21. Der stärkste Motivationskiller: das Gefühl der Sinnlosigkeit
„Das hat doch alles keinen Sinn !“ So oder ähnlich denken Menschen, die nicht mehr weiterwissen oder sogar schon resigniert haben. Sie geben auf, fühlen sich hilflos und finden nicht mehr die Kraft, für etwas zu kämpfen. Mit dem Thema Sinn befinden wir uns unmittelbar an den Wurzeln menschlicher Existenz. Nach dem Sinn des Lebens zu fragen ist ein Kennzeichen des Menschen. Er fragt, warum er etwas nicht, wofür, weshalb, wozu er diese oder jene Entscheidung trifft, so oder anders handelt, diesen oder jenen Weg geht. Sinn ist also eine sehr wichtige Lebensgrundlage. Findet ein Mensch auf seine Fragen keine Antworten, wird jegliche Motivation „gekillt“. Die Sinnfrage wird besonders dann drängend, wenn jemand in eine Krise gerät. Das Gefühl von Sinnlosigkeit kann typischerweise sogar mit den Gedanken an Selbstmord einhergehen. Sinnlosigkeit führt zwangsläufig zu Depression und Pessimismus und wirkt auf die ganze Umgebung ansteckend.

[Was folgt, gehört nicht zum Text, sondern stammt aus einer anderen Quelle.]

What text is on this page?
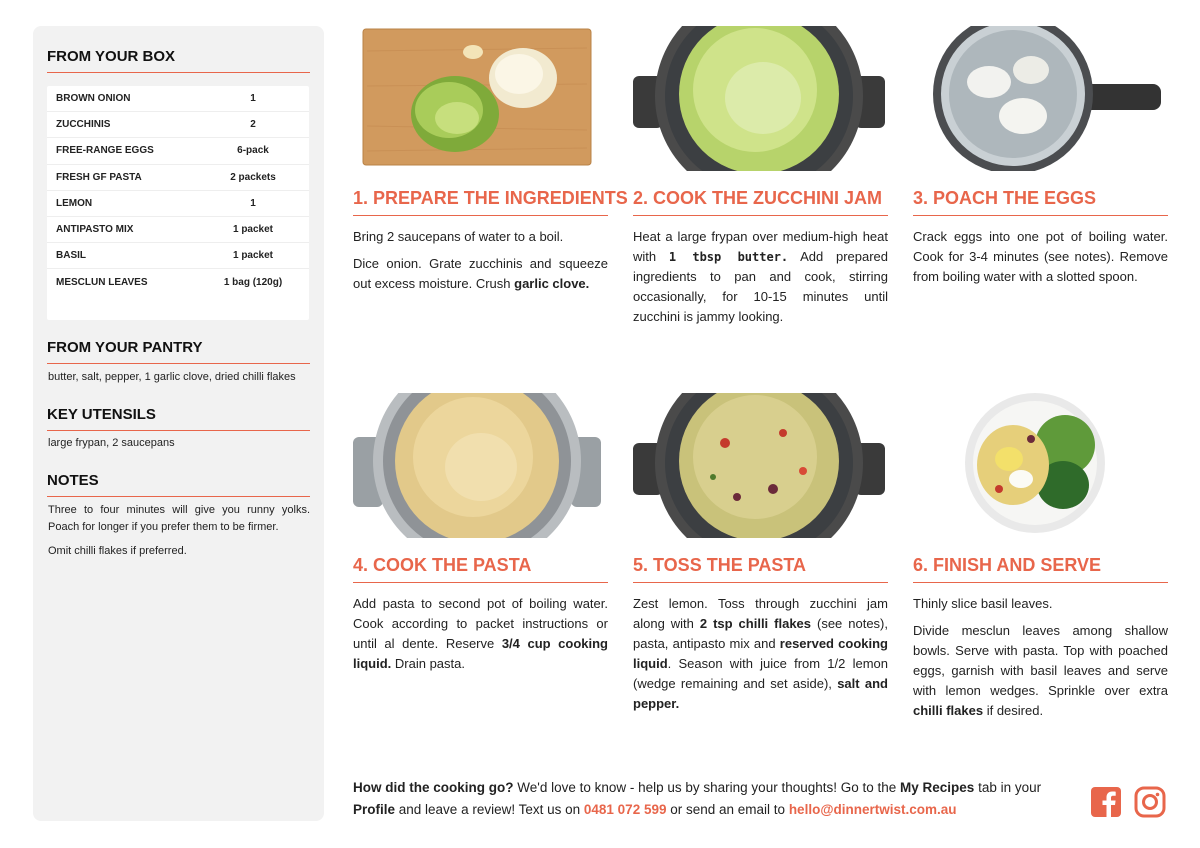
FROM YOUR BOX
BROWN ONION	1
ZUCCHINIS	2
FREE-RANGE EGGS	6-pack
FRESH GF PASTA	2 packets
LEMON	1
ANTIPASTO MIX	1 packet
BASIL	1 packet
MESCLUN LEAVES	1 bag (120g)
FROM YOUR PANTRY
butter, salt, pepper, 1 garlic clove, dried chilli flakes
KEY UTENSILS
large frypan, 2 saucepans
NOTES
Three to four minutes will give you runny yolks. Poach for longer if you prefer them to be firmer.
Omit chilli flakes if preferred.
1. PREPARE THE INGREDIENTS

Bring 2 saucepans of water to a boil.

Dice onion. Grate zucchinis and squeeze out excess moisture. Crush garlic clove.

2. COOK THE ZUCCHINI JAM

Heat a large frypan over medium-high heat with 1 tbsp butter. Add prepared ingredients to pan and cook, stirring occasionally, for 10-15 minutes until zucchini is jammy looking.

3. POACH THE EGGS

Crack eggs into one pot of boiling water. Cook for 3-4 minutes (see notes). Remove from boiling water with a slotted spoon.

4. COOK THE PASTA

Add pasta to second pot of boiling water. Cook according to packet instructions or until al dente. Reserve 3/4 cup cooking liquid. Drain pasta.

5. TOSS THE PASTA

Zest lemon. Toss through zucchini jam along with 2 tsp chilli flakes (see notes), pasta, antipasto mix and reserved cooking liquid. Season with juice from 1/2 lemon (wedge remaining and set aside), salt and pepper.

6. FINISH AND SERVE

Thinly slice basil leaves.

Divide mesclun leaves among shallow bowls. Serve with pasta. Top with poached eggs, garnish with basil leaves and serve with lemon wedges. Sprinkle over extra chilli flakes if desired.

How did the cooking go? We'd love to know - help us by sharing your thoughts! Go to the My Recipes tab in your Profile and leave a review! Text us on 0481 072 599 or send an email to hello@dinnertwist.com.au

Der Arbeitspsychologe und Psychotherapeut Dr. Helmut Graf beschäftigt sich im Rahmen seiner Tätigkeit als Therapeut und Unternehmensberater intensiv mit dem Thema Sinn und Arbeitswelt. Aus der Arbeit mit Klienten und aus Untersuchungen weiß er, dass die heutige Situation in den Unternehmen für Führungskräfte wie für Mitarbeiter zu einer „Sinndissonanz“ führt. Der Anspruch an ihr Tun, ihr Wunsch und Wille, etwas zu bewirken, ihre Talente und Fähigkeiten bestmöglich einzubringen, wird häufig von außen untergraben – unternehmensinternes Ranking und damit verbundener Wettbewerb, mangelhafte Informationen, fehlende Unterstützung durch andere sind nur einige der Störfelder, die die Motivation untergraben. Die Menschen funktionieren irgendwann nur noch, erbringen vielleicht sogar gute Leistungen, doch mit den Monaten und Jahren führt diese Sinndissonanz zu immer mehr Frustration. Helmut Graf geht davon aus, dass ein Viertel der Führungskräfte mit mehr als 30 Mitarbeitern unter einer solchen – oft sehr ausgeprägten – Sinndissonanz leiden. Und das hat nicht nur Auswirkungen auf die Qualität ihrer Arbeit, sondern auf ihre psychische Gesundheit, auf das Familienleben und das soziale Miteinander. Und es zieht seine Kreise immer weiter. „Dass die Welt so ist, wie wir sie heute erleben, hat damit zu tun, dass etliche von uns eine solche Sinndissonanz erleben“, so Helmut Graf im Rahmen unseres großen Erfolgskongresses im Frühjahr 2011.